A New Restoration: American Christianity in Decline (Part 1)
The American church is in trouble. Do I need to even cite the statistics or quote the sources? I doubt it. It’s common knowledge, both inside and outside the Church. Every major denomination has faced the music. It’s not 1995 anymore and clearly fewer are dancing. The baby boomerang that launched the megachurch movement is no longer relevant. Gen X, Millennials and the emerging iTech generation are staying away from church in droves. Yes, there are some great things still happening and some American churches continue to grow, even rapidly. But in general such churches are the exception, not the rule.
The reality is the majority of American churches are smaller (under 200 active members), and most of these are stagnant or dying. Even the poster child of church growth–the megachurch–is on ecclesiastical pause. Some are in outright decline. Of those enjoying growth, far too many rely upon stolen sheep to pad their numbers. Evangelism is the dinosaur in the room. The recent fad of satellite campuses receives much attention but the mortality rate of these campus churches–with live video feeds of pastor so-and-so–is fairly high. We celebrate the successes (and should) but there are plenty of failures–too many in my opinion–with this model to applaud without caution.
The core issue, regardless of congregational size or age or context, is authentic community. In a word, how “sticky” is your church? How well do you create instant connection and fast-track relationships? Friendships begin wide (but must grow deep to create life change). They blossom quickly but root slowly. So how well do you attract (evangelize), disciple (edify) and mature (equip) believers? For the most part, in my experience and observation, American churches lack stickiness. Far too many fail to create genuine friendships or foster deeper faith. In some churches, including megachurches, there is an element of teflon or worse, repellent. The problem is Christian leaders confuse unity with community. After all, you can tie two cats’ tails together and have unity, but you most assuredly won’t have community. Programming relationships (via small groups, organized events and gatherings) is often just tail-tying.
The great tragedy of the modern congregation is how we barely resemble the first-century church. We’ve survived two millennia of church councils and Dark Ages. We have enjoyed reformation and awakenings. But what have we become? Is what you and I experience on Sunday morning truly what God desires? Or are we just playing church? And why does wider culture profess affection for Jesus but disdain, even disgust, for “church” and “Christians?” A lot of Christian leaders will wince and wink at that fact, but two thousand years ago the Church wasn’t hated by the populace. Oh yes, they were despised by the political powers and religious elite because Christianity proved popular. The hoi polloi, according to Acts 2:47, favored those who became Christians. They genuinely liked and “highly regarded” them (Acts 5:13). Until persecution scattered the early church, thousands joined them. People wanted to be around Christians because these believers were different. They were better. They were winsome.

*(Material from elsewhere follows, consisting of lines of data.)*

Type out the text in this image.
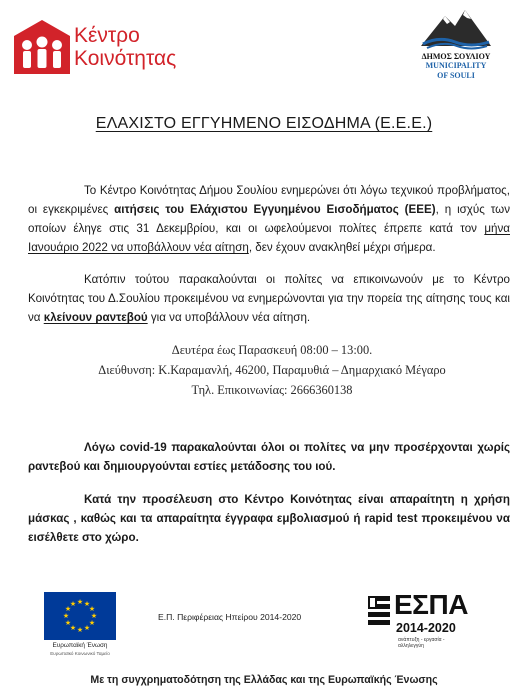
Κέντρο
Κοινότητας	ΔΗΜΟΣ ΣΟΥΛΙΟΥ
MUNICIPALITY
OF SOULI
ΕΛΑΧΙΣΤΟ ΕΓΓΥΗΜΕΝΟ ΕΙΣΟΔΗΜΑ (Ε.Ε.Ε.)

Το Κέντρο Κοινότητας Δήμου Σουλίου ενημερώνει ότι λόγω τεχνικού προβλήματος, οι εγκεκριμένες αιτήσεις του Ελάχιστου Εγγυημένου Εισοδήματος (ΕΕΕ), η ισχύς των οποίων έληγε στις 31 Δεκεμβρίου, και οι ωφελούμενοι πολίτες έπρεπε κατά τον μήνα Ιανουάριο 2022 να υποβάλλουν νέα αίτηση, δεν έχουν ανακληθεί μέχρι σήμερα.

Κατόπιν τούτου παρακαλούνται οι πολίτες να επικοινωνούν με το Κέντρο Κοινότητας του Δ.Σουλίου προκειμένου να ενημερώνονται για την πορεία της αίτησης τους και να κλείνουν ραντεβού για να υποβάλλουν νέα αίτηση.

Δευτέρα έως Παρασκευή 08:00 – 13:00.
Διεύθυνση: Κ.Καραμανλή, 46200, Παραμυθιά – Δημαρχιακό Μέγαρο
Τηλ. Επικοινωνίας: 2666360138

Λόγω covid-19 παρακαλούνται όλοι οι πολίτες να μην προσέρχονται χωρίς ραντεβού και δημιουργούνται εστίες μετάδοσης του ιού.

Κατά την προσέλευση στο Κέντρο Κοινότητας είναι απαραίτητη η χρήση μάσκας , καθώς και τα απαραίτητα έγγραφα εμβολιασμού ή rapid test προκειμένου να εισέλθετε στο χώρο.

★ ★
★
★
★
★
★
★
★
★
★
★
Ευρωπαϊκή Ένωση
Ευρωπαϊκό Κοινωνικό Ταμείο
Ε.Π. Περιφέρειας Ηπείρου 2014-2020	ΕΣΠΑ
2014-2020
ανάπτυξη - εργασία - αλληλεγγύη
Με τη συγχρηματοδότηση της Ελλάδας και της Ευρωπαϊκής Ένωσης
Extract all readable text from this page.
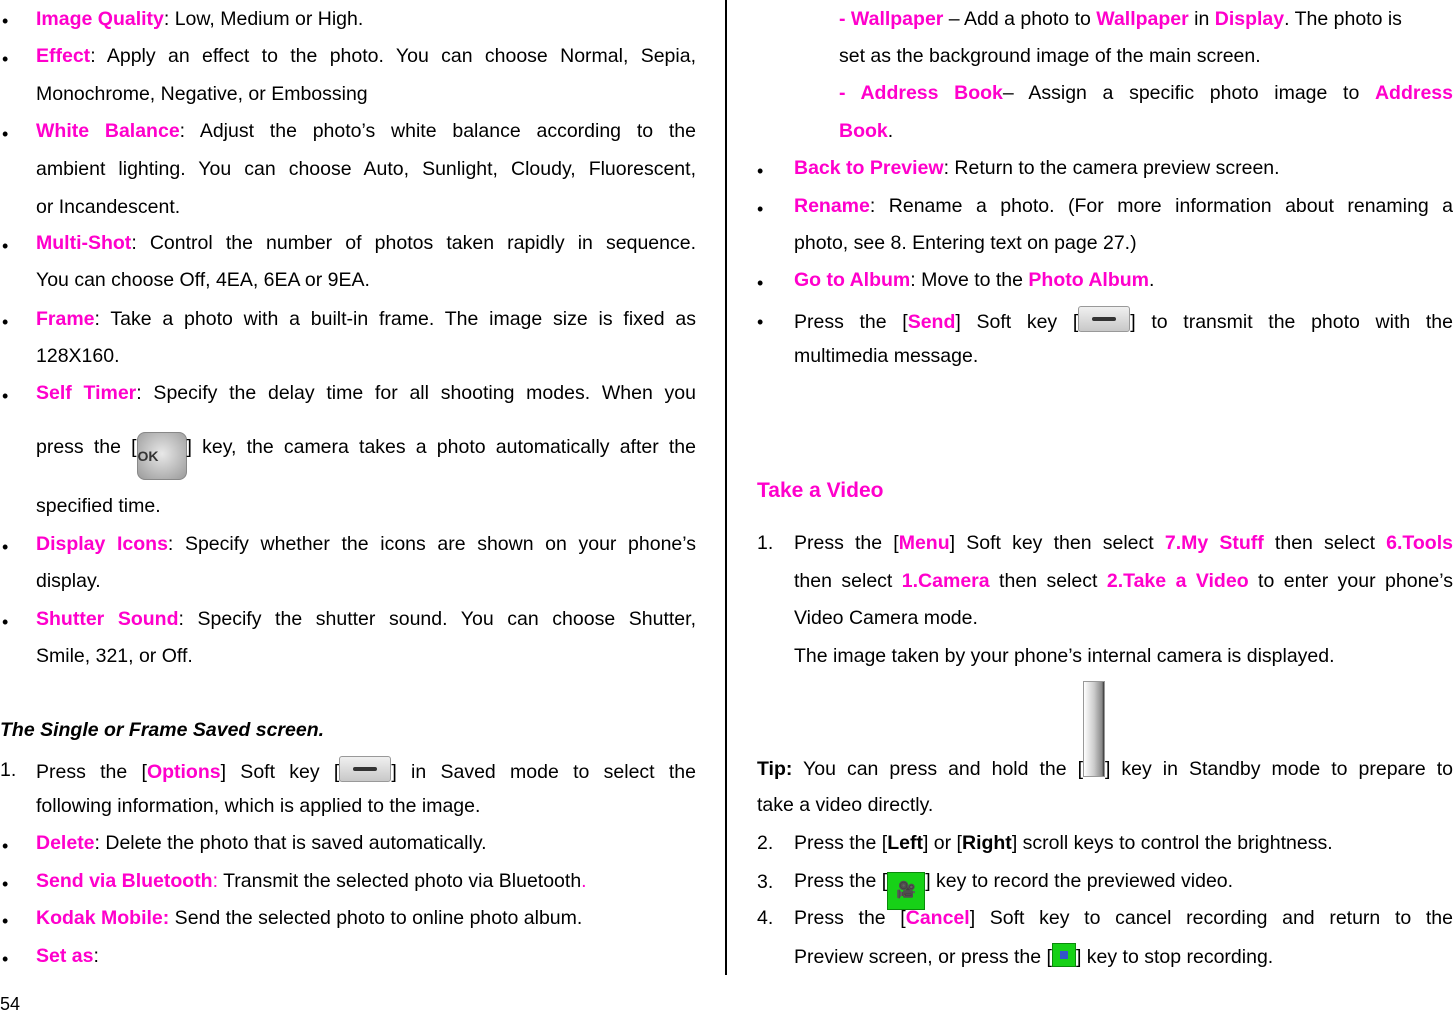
• Image Quality: Low, Medium or High.
• Effect: Apply an effect to the photo. You can choose Normal, Sepia,
Monochrome, Negative, or Embossing
• White Balance: Adjust the photo’s white balance according to the
ambient lighting. You can choose Auto, Sunlight, Cloudy, Fluorescent,
or Incandescent.
• Multi-Shot: Control the number of photos taken rapidly in sequence.
You can choose Off, 4EA, 6EA or 9EA.
• Frame: Take a photo with a built-in frame. The image size is fixed as
128X160.
• Self Timer: Specify the delay time for all shooting modes. When you
press the [OK ] key, the camera takes a photo automatically after the
specified time.
• Display Icons: Specify whether the icons are shown on your phone’s
display.
• Shutter Sound: Specify the shutter sound. You can choose Shutter,
Smile, 321, or Off.
The Single or Frame Saved screen.
1. Press the [Options] Soft key [	] in Saved mode to select the
following information, which is applied to the image.
• Delete: Delete the photo that is saved automatically.
• Send via Bluetooth: Transmit the selected photo via Bluetooth.
• Kodak Mobile: Send the selected photo to online photo album.
• Set as:
- Wallpaper – Add a photo to Wallpaper in Display. The photo is
set as the background image of the main screen.
- Address Book– Assign a specific photo image to Address
Book.
• Back to Preview: Return to the camera preview screen.
• Rename: Rename a photo. (For more information about renaming a
photo, see 8. Entering text on page 27.)
• Go to Album: Move to the Photo Album.
• Press the [Send] Soft key [	] to transmit the photo with the
multimedia message.
Take a Video
1. Press the [Menu] Soft key then select 7.My Stuff then select 6.Tools
then select 1.Camera then select 2.Take a Video to enter your phone’s
Video Camera mode.
The image taken by your phone’s internal camera is displayed.
Tip: You can press and hold the [ ] key in Standby mode to prepare to
take a video directly.
2. Press the [Left] or [Right] scroll keys to control the brightness.
3. Press the [ 🎥 ] key to record the previewed video.
4. Press the [Cancel] Soft key to cancel recording and return to the
Preview screen, or press the [ ] key to stop recording.
54
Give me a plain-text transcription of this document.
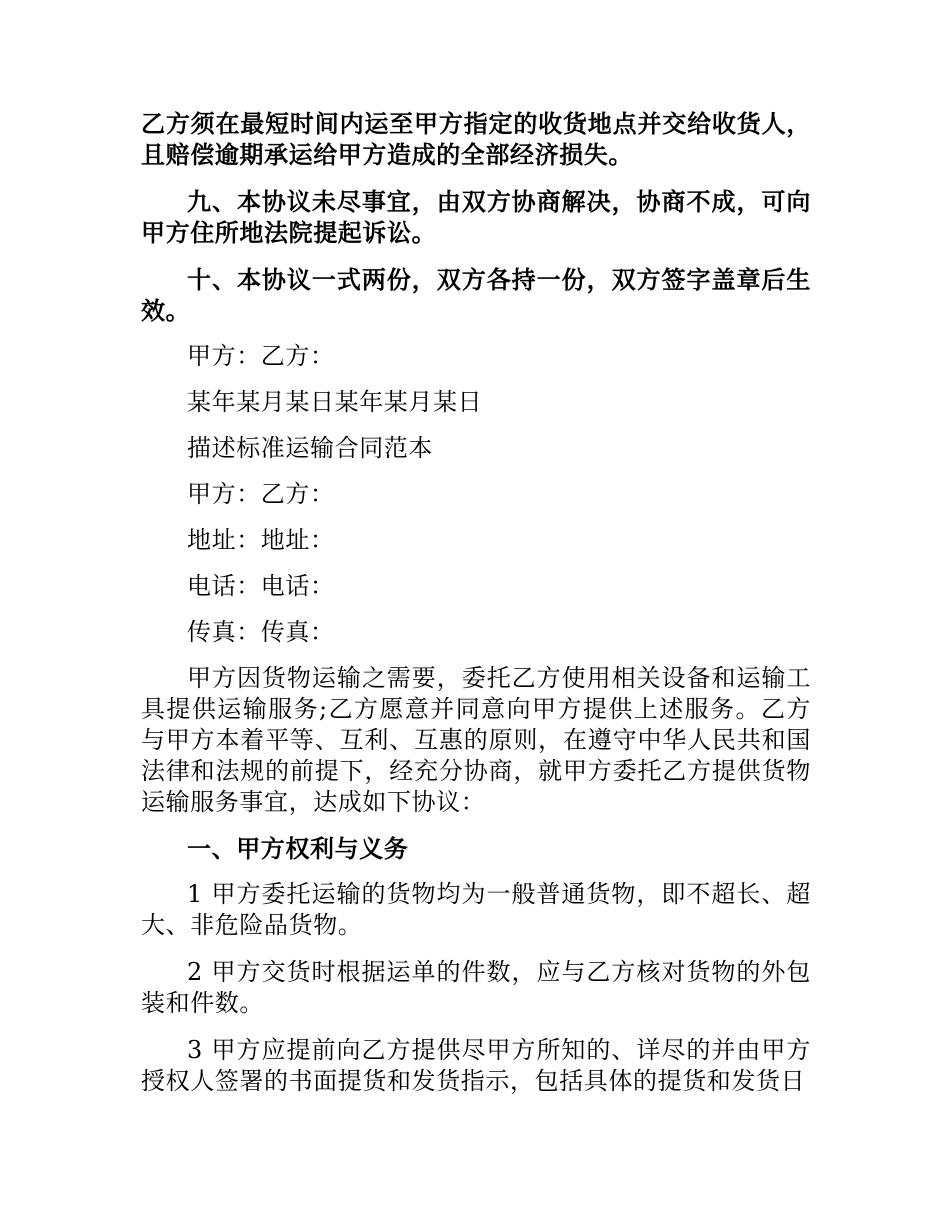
乙方须在最短时间内运至甲方指定的收货地点并交给收货人，且赔偿逾期承运给甲方造成的全部经济损失。

九、本协议未尽事宜，由双方协商解决，协商不成，可向甲方住所地法院提起诉讼。

十、本协议一式两份，双方各持一份，双方签字盖章后生效。

甲方：乙方：

某年某月某日某年某月某日

描述标准运输合同范本

甲方：乙方：

地址：地址：

电话：电话：

传真：传真：

甲方因货物运输之需要，委托乙方使用相关设备和运输工具提供运输服务;乙方愿意并同意向甲方提供上述服务。乙方与甲方本着平等、互利、互惠的原则，在遵守中华人民共和国法律和法规的前提下，经充分协商，就甲方委托乙方提供货物运输服务事宜，达成如下协议：

一、甲方权利与义务

1 甲方委托运输的货物均为一般普通货物，即不超长、超大、非危险品货物。

2 甲方交货时根据运单的件数，应与乙方核对货物的外包装和件数。

3 甲方应提前向乙方提供尽甲方所知的、详尽的并由甲方授权人签署的书面提货和发货指示，包括具体的提货和发货日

The first-century church was attractive, engaging, culturally-relevant, popular and beautiful. And they achieved this cultural feat during one of the most pagan, pornographic, violent and vile eras in human history. The ancient Greco-Roman empire makes our American social ills look like a mild allergy.
So in coming installments I want to reveal the compelling DNA of the early church. In the process, a truth will be painfully clear: the first-century church is nothing like most churches today. In fact, I struggle to name one that operates fully as the Church described in Acts. We have ventured far from our Original Design–a blueprint that I believe God preferred for His people. A master plan that like Josiah’s Book of the Law has been closeted and cloaked by human tradition, agenda and power.
Furthermore, I want to paint a fresh vision. What if the Church could once again operate like the Church God birthed on Pentecost? What if the Church was dynamic and daring and delightful? What if the Church burned so bright in the neighborhood and community we caused Son burn?
What if the Church restored the original DNA? I come from a fellowship of churches that proudly call themselves the “Restoration Movement.” Our spiritual forefathers guided a restoration of ancient theology. We weren’t the only Christians, they said, but we were Christians only. Overall, their vision of restoration worked and succeeded. Many of the largest churches in America are part of this non-denominational American frontier movement. But despite a restoration of theology, my tribe within Christianity failed to restore the DNA of the first church. We got a lot of things right, but we didn’t get them all right.
I believe it’s essential–in a post-modern and post-Christian culture–that we restore the DNA of the first-century church. We need to re-boot the Church. We need to erase the ecclesiastical hard drive (from 20 centuries of human tradition) and restore the defaults. We need to look back so we might see forward.
The early Church holds the blueprint, if we only dare to look.